Lorsque la pandémie a détruit une grande partie de la vie sociale, la situation a changé. Si votre bureau, votre école, vos amitiés et vos routines quotidiennes ne vous ancrent plus, qu’est-ce qui vous maintient dans un endroit où les impôts sont élevés ?

Mais début 2023, alors que la vie sociale et économique revenait à la normale, nous avons constaté que les schémas migratoires des millionnaires étaient pour l’essentiel revenus à leurs niveaux de référence d’avant la pandémie.

En d’autres termes, l’augmentation de la fuite fiscale était temporaire.

Si tu veux les riches, fais appel aux jeunes

Il y a ici une grande leçon pour les politiques des États et des villes.

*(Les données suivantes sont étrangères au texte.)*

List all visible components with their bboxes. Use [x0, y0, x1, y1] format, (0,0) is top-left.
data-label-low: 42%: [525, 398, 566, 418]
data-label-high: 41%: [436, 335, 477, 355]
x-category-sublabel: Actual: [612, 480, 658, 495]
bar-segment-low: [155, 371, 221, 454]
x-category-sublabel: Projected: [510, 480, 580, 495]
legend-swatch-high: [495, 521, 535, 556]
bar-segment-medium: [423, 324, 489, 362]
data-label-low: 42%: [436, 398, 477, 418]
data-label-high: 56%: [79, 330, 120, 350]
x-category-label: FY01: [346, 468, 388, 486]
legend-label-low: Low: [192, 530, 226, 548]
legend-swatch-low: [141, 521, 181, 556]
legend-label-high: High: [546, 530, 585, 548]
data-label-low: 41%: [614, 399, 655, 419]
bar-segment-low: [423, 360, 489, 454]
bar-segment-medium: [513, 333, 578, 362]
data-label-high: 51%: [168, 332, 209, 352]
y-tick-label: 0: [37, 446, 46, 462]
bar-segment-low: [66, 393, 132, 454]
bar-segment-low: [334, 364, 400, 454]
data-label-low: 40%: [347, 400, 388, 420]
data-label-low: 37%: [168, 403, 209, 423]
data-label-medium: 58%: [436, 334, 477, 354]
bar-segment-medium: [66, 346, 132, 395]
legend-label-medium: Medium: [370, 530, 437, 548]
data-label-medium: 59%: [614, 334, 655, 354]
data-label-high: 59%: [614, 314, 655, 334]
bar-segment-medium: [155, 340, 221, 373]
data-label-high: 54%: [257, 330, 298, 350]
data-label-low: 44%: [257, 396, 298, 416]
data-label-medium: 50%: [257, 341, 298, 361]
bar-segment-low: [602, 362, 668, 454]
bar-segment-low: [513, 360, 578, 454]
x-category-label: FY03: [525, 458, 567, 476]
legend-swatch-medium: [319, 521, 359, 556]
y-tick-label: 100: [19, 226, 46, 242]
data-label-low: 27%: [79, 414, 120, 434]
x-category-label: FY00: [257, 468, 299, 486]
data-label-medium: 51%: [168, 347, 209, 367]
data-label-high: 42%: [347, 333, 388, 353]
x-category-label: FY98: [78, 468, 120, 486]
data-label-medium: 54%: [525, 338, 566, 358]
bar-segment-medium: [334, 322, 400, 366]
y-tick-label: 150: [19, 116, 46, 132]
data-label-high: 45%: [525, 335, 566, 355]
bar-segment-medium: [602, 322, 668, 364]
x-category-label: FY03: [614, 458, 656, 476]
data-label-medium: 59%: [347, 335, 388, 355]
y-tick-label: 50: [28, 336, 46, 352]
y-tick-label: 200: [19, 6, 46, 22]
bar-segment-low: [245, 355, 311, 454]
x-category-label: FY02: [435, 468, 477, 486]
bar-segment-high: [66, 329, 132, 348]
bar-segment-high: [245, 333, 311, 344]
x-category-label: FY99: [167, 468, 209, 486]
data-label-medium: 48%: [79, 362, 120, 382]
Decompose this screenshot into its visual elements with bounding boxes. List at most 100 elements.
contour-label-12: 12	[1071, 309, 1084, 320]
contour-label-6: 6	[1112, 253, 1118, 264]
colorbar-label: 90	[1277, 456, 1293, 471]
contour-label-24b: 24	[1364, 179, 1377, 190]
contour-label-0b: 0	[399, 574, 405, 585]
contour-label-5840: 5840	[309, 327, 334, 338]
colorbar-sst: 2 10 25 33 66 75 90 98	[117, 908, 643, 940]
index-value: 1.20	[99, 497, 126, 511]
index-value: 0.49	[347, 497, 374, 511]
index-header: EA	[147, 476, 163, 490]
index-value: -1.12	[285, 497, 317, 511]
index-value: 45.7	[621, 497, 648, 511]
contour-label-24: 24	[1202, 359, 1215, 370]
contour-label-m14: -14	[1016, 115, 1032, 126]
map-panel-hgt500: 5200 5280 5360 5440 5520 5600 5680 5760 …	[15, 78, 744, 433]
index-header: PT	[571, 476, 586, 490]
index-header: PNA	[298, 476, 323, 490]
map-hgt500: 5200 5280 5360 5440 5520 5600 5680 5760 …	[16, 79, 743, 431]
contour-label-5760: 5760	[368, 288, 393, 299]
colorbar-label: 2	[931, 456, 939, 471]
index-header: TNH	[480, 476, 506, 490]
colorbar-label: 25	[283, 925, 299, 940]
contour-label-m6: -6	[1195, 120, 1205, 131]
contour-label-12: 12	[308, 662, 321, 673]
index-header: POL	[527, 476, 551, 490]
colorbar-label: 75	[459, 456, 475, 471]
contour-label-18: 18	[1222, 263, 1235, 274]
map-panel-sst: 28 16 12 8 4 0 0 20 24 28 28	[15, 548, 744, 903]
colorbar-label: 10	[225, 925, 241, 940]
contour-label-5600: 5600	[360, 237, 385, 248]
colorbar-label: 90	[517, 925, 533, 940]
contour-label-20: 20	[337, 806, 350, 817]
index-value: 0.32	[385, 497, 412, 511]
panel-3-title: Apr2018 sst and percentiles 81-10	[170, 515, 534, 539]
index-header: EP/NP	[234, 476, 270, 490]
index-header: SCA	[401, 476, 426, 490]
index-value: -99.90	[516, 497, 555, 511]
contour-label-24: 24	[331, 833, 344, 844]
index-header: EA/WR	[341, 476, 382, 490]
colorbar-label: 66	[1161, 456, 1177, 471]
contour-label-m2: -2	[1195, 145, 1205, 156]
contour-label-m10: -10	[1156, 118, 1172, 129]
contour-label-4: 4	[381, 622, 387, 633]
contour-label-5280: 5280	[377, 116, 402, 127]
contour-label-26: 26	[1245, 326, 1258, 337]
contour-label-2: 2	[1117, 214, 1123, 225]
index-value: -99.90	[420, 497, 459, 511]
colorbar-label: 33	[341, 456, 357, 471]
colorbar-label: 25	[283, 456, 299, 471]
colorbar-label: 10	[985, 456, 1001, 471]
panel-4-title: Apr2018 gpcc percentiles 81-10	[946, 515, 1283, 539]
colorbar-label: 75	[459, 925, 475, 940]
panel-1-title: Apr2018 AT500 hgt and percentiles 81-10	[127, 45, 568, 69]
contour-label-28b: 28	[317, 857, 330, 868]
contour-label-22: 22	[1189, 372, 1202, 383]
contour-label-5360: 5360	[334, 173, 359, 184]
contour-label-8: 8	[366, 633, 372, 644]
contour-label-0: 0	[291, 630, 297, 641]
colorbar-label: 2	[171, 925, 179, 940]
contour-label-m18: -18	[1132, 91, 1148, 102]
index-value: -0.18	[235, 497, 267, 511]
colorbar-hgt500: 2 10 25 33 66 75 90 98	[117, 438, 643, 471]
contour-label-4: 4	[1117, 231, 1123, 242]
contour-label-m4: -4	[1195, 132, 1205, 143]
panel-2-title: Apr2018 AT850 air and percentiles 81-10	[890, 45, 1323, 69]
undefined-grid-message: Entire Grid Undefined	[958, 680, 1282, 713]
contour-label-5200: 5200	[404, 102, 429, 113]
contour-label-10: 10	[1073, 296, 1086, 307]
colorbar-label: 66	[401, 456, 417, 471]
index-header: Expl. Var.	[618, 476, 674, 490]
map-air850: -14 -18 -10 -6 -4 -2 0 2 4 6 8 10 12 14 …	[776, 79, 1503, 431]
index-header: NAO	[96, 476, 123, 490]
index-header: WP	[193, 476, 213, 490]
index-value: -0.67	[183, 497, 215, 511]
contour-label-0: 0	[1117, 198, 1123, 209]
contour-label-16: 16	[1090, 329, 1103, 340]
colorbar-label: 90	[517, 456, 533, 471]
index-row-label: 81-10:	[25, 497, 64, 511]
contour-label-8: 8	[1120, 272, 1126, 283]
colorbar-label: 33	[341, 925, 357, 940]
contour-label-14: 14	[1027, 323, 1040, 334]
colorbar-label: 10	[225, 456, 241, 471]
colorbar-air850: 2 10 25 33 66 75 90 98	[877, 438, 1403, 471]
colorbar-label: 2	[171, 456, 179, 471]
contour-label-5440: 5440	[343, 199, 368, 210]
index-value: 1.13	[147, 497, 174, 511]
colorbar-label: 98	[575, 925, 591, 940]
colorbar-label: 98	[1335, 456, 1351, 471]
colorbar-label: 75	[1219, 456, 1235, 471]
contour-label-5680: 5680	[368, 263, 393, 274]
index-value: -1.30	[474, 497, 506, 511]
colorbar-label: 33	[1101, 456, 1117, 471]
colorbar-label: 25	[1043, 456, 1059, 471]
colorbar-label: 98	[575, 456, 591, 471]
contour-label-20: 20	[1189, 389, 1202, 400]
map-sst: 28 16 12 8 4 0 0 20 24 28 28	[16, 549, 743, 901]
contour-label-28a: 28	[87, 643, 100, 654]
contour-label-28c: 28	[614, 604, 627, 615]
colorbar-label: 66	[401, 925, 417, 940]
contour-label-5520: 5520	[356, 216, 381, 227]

Chaque endroit veut attirer les salariés à revenus élevés et le pouvoir d’achat et l’argent des contribuables qui accompagnent leurs salaires. De nombreux décideurs politiques pensent que les réductions d’impôts les attireront, mais il s’agit là d’une mission insensée. En temps normal, les riches sont profondément enracinés et immobiles.

La véritable opportunité réside dans l’attraction et la rétention de la prochaine génération de personnes aux revenus les plus élevés – des jeunes sans attaches avec leur lieu de travail et à la recherche d’opportunités pour bâtir leur carrière et leur vie. Les lieux qui attirent les jeunes professionnels constituent un vivier de futurs salariés les plus performants.

Ces personnes en début de carrière sont mobiles, mais elles ne pensent pas au taux d’imposition le plus élevé. Leurs salaires sont bas. Ils essaient de trouver de bons emplois, de payer leur loyer, de nouer des relations et de fonder une famille. Ils espèrent réussir suffisamment pour pouvoir un jour payer l’impôt des millionnaires de Mamdani. Mais pour le moment, ils ont besoin que le coût de la vie de base soit gérable. Bientôt, ils auront besoin de services de garde abordables et de bonnes écoles publiques pour leurs enfants.

Si la ville les aide jusque-là, beaucoup d’entre eux paieraient volontiers un impôt de millionnaire le moment venu. Dans cette optique, le plan Mamdani est tout simplement pratique : des impôts plus élevés au sommet soutiennent les services et la qualité de vie qui maintiennent la prochaine génération dans la ville.